„Raoul Feuerstein“ von H.G. Adler


 

Beim Lesen von „Raoul Feuerstein“ könnte man leicht den Eindruck gewinnen, einen Vorläufer von Thomas Bernhards Monologen in den Händen zu halten. Obwohl das 315 Seiten starke Buch vor mehr als achtzig Jahren geschrieben wurde, blieb es jahrzehntelang unbeachtet und wurde erst 2024 durch die Nachkommen von H.G. Adler zur Veröffentlichung freigegeben. Atmosphärisch würde es sich gut neben „Wittgensteins Neffe“ im Bücherregal machen. Das Werk erforscht tiefgründig Angstgedanken und Gefühlsstrategien für Alles und Nichts zugleich – eine Thematik, die bereits im Namen Raoul Feuerstein mitschwingt.
Es überrascht nicht, dass H.G. Adler auch mit Hermann Broch, dem Autor von „Das Prinzip Hoffnung“, im Austausch stand. Ursprünglich war dieser Text sogar Broch gewidmet.
Durch die sprachliche Brillanz und die Tiefgründigkeit in der Untersuchung gedanklicher Prozesse entfacht das Buch eine Faszination für das „Phantom“, das eine unvergessliche, transparente Seelenlandschaft offenbart. Ähnlich wie Fernando Pessoa in seinem „Buch der Unruhe“ eine Ich-Figur namens Bernardo Soares benötigt, stattet H.G. Adler seine im Konzentrationslager Theresienstadt verfasste Erzählung von 1943 mit einer Ich-Person namens Bruno Güter aus.

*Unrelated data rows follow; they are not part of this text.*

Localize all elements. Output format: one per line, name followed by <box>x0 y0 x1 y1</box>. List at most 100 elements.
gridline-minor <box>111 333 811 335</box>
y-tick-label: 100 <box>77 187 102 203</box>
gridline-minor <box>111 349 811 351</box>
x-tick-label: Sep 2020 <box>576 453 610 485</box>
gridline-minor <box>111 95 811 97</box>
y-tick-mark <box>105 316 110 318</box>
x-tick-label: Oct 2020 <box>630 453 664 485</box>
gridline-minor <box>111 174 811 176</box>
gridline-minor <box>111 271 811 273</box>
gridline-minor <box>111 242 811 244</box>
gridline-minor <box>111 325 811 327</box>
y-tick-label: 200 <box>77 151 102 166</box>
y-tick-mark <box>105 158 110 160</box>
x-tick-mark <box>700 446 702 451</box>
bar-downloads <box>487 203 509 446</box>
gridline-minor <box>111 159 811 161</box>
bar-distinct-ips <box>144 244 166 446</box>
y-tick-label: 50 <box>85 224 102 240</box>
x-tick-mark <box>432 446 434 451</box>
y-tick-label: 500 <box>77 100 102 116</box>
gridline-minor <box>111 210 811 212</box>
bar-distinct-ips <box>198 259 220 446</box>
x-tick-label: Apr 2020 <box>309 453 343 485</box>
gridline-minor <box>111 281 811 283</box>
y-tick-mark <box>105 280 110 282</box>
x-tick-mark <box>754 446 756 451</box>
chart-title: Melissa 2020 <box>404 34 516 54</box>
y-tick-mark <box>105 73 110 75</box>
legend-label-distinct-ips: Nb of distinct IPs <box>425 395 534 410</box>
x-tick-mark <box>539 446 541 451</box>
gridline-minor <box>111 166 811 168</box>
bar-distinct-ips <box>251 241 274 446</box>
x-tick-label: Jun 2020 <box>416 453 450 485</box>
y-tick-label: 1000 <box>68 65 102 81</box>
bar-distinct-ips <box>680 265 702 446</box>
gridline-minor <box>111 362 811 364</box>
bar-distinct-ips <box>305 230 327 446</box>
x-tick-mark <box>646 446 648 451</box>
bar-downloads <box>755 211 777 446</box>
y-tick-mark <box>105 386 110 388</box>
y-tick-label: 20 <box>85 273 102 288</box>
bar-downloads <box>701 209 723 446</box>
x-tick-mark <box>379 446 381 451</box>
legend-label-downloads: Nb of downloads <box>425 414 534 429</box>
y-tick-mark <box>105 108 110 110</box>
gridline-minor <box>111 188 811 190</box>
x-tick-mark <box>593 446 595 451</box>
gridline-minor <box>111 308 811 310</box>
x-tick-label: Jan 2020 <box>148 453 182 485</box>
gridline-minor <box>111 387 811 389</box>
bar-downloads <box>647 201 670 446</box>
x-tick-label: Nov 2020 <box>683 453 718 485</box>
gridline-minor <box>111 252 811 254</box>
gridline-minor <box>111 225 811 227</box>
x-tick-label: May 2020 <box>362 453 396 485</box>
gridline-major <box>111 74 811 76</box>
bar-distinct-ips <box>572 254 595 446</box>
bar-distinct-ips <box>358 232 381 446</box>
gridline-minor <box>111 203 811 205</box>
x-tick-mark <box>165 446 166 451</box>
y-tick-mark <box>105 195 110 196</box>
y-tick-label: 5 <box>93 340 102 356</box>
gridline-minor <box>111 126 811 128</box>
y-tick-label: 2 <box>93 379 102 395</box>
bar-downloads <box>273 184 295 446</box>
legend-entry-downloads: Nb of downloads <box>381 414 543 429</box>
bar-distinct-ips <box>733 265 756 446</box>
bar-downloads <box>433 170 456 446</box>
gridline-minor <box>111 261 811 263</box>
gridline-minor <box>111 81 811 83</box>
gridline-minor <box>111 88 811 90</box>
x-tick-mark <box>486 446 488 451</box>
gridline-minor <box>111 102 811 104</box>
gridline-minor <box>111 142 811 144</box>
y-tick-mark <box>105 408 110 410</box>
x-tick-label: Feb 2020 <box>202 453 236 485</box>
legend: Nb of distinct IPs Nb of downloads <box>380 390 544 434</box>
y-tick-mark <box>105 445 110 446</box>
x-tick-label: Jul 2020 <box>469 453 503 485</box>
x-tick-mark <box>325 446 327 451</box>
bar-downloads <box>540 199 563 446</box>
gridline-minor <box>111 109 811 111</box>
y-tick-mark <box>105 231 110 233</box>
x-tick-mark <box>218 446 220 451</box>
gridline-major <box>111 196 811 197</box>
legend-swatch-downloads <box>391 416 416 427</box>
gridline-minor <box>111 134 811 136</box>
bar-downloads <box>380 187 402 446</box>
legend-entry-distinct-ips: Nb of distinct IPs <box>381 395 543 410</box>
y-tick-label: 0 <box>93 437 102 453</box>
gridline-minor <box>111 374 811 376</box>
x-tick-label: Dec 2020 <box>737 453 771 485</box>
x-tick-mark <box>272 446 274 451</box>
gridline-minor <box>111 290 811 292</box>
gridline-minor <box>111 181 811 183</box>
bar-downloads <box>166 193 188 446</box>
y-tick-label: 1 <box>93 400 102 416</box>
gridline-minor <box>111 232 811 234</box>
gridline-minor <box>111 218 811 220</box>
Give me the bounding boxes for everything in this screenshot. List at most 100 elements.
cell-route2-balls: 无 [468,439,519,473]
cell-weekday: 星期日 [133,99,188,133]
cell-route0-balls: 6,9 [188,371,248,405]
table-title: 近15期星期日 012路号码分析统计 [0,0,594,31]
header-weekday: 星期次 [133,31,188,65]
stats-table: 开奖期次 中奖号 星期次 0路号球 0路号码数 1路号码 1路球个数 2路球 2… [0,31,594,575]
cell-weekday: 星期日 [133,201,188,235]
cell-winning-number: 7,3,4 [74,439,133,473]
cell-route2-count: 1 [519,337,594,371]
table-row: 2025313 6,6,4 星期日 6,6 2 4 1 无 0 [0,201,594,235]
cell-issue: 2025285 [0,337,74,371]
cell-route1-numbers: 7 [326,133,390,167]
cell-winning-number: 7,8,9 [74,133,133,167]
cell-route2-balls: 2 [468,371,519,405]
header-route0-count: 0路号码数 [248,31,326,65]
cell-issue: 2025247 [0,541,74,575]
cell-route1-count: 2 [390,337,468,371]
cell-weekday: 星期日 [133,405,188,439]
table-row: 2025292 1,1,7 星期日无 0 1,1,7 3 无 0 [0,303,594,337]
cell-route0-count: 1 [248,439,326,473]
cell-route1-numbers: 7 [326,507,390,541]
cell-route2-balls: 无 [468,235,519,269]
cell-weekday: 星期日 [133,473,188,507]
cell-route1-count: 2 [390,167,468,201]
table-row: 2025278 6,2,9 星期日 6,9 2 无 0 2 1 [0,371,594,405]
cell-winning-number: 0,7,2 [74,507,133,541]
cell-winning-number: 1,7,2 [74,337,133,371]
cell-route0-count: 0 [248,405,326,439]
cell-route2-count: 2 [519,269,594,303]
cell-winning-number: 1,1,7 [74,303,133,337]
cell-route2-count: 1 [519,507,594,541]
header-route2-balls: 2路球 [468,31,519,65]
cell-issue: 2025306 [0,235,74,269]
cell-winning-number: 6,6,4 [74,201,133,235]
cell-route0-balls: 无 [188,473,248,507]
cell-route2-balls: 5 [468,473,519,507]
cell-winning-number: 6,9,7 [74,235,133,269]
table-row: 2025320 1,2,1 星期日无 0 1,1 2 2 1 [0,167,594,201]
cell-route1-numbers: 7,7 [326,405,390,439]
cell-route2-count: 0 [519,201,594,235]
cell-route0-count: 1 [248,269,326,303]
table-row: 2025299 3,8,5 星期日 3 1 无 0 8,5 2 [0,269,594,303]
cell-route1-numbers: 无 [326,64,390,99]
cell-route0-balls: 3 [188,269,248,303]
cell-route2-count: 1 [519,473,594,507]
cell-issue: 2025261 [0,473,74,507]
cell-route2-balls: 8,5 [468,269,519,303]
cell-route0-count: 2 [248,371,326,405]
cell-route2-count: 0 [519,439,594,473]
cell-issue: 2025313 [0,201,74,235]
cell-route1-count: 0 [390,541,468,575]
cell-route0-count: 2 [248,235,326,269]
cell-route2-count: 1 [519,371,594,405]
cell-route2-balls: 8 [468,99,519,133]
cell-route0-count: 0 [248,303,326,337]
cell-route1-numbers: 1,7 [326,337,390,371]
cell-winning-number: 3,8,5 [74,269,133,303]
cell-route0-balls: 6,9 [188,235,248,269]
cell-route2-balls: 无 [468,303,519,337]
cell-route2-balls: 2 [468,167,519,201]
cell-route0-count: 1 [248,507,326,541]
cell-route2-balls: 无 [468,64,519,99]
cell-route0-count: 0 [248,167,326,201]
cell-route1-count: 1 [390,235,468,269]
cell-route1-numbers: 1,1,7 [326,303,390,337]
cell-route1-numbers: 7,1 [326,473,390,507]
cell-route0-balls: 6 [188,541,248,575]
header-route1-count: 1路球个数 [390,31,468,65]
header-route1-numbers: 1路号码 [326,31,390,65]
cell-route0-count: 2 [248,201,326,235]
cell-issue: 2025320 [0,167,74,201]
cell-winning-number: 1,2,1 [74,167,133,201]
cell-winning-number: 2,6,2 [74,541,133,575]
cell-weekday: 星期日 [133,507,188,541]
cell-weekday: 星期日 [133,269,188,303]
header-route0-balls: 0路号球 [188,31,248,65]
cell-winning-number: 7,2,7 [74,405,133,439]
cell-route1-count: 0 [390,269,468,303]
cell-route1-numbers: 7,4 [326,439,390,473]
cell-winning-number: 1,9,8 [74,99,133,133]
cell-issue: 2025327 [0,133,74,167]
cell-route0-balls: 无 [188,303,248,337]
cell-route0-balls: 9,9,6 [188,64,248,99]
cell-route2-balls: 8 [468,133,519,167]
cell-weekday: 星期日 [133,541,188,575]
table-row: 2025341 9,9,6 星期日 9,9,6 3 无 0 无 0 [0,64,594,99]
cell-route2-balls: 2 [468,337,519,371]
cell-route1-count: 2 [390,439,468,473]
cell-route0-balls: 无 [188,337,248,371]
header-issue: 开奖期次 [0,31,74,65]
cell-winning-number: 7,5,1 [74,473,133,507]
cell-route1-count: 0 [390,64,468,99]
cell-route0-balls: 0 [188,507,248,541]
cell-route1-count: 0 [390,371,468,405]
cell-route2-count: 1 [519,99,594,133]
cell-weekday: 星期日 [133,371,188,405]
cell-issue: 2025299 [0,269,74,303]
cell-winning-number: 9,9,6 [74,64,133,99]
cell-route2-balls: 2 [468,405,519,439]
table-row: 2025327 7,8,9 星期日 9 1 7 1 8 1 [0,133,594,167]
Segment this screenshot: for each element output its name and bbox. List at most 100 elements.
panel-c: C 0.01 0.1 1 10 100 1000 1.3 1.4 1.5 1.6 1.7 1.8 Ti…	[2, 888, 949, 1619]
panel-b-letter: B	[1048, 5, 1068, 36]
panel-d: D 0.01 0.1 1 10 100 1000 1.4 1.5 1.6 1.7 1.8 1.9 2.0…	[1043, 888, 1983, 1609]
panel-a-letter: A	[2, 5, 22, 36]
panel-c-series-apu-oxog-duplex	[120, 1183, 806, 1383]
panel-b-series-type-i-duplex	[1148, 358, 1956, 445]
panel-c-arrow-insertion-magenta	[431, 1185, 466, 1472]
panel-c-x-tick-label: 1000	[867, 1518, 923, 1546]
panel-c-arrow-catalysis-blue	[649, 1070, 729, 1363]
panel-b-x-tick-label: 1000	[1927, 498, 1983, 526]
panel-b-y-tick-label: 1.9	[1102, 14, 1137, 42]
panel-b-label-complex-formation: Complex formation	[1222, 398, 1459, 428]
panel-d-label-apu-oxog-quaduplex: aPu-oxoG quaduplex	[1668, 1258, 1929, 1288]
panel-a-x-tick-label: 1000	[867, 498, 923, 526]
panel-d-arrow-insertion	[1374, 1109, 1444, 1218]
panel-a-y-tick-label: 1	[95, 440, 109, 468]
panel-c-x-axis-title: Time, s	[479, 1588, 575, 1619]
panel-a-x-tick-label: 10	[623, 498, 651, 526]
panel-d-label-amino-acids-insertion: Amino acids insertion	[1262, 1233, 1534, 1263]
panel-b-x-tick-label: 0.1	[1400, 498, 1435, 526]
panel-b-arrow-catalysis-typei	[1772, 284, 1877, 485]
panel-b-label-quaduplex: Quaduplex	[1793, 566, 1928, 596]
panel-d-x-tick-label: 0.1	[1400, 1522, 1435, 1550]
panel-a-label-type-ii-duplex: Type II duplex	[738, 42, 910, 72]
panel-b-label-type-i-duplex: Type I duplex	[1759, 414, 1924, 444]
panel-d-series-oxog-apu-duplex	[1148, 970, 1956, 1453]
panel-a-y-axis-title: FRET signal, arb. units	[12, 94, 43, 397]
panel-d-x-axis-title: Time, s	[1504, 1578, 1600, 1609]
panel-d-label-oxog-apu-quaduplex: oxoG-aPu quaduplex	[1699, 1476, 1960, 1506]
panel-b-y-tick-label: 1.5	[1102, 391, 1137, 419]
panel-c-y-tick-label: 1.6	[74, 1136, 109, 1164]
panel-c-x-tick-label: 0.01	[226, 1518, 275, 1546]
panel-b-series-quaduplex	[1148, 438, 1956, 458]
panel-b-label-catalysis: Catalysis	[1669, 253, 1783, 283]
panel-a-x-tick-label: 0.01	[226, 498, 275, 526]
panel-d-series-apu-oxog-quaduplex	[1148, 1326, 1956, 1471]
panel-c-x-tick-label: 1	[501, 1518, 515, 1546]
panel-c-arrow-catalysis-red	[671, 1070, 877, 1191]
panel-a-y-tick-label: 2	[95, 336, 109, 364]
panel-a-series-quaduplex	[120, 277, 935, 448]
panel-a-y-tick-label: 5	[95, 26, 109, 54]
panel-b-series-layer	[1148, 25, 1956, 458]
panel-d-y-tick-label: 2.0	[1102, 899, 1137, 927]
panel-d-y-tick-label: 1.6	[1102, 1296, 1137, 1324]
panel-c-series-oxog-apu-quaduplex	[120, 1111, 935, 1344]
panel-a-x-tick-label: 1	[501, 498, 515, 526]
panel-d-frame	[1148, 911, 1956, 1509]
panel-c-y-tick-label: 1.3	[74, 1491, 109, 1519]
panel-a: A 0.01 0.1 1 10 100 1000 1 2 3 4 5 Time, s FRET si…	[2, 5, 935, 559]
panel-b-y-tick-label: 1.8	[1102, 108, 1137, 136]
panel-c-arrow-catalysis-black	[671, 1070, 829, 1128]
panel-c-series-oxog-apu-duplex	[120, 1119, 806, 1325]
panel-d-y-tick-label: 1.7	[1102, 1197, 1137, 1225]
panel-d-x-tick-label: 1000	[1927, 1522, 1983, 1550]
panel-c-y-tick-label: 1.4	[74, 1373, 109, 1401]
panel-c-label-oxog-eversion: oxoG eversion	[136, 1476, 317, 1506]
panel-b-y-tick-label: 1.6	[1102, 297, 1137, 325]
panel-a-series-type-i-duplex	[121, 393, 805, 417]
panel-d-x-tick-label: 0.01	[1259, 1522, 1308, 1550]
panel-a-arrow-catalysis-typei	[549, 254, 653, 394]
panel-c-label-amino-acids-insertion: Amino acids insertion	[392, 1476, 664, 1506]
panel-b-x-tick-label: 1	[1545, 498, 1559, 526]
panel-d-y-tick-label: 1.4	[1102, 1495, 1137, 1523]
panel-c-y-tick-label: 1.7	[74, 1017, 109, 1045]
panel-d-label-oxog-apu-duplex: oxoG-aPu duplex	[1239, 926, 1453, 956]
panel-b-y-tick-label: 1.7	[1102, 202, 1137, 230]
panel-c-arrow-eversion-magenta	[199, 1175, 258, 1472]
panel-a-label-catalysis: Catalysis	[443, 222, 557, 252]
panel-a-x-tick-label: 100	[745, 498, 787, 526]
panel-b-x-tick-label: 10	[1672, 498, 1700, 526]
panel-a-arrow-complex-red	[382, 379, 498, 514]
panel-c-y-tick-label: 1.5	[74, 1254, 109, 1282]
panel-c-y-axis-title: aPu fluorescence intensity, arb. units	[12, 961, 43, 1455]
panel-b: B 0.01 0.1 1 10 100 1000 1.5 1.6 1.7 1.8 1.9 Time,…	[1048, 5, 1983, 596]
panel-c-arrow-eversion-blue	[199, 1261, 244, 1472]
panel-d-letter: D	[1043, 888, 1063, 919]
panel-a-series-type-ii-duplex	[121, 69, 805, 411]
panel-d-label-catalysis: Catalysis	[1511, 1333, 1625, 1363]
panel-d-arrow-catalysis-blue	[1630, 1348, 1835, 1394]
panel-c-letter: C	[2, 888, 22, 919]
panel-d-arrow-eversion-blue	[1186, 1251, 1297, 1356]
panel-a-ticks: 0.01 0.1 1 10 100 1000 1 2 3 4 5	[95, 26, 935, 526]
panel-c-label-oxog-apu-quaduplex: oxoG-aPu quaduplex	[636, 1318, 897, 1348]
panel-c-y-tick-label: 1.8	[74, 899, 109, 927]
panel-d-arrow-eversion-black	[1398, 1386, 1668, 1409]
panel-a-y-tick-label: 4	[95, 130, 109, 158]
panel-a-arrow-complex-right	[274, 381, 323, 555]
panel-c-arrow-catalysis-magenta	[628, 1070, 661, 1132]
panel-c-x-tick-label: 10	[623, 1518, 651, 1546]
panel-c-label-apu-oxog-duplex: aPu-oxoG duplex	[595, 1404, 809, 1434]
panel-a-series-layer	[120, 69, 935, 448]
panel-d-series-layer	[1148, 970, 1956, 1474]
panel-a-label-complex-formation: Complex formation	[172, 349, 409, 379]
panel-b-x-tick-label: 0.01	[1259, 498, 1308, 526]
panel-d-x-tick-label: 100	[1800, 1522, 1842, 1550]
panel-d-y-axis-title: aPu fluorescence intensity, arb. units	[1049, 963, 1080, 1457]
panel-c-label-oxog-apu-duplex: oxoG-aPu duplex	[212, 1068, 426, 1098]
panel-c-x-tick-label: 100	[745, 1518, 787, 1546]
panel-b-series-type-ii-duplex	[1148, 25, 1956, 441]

H.G. Adler hinterließ zu Lebzeiten ein beeindruckendes Erbe an Romanen, Erzählungen und der Dokumentation „Theresienstadt 1941-1945“, die als Meilensteine gelten. „Raoul Feuerstein“ ist ein bemerkenswerter Fund des Löcker Verlags, der das Werk nun in perfektem Hardcover in guten Buchhandlungen präsentiert.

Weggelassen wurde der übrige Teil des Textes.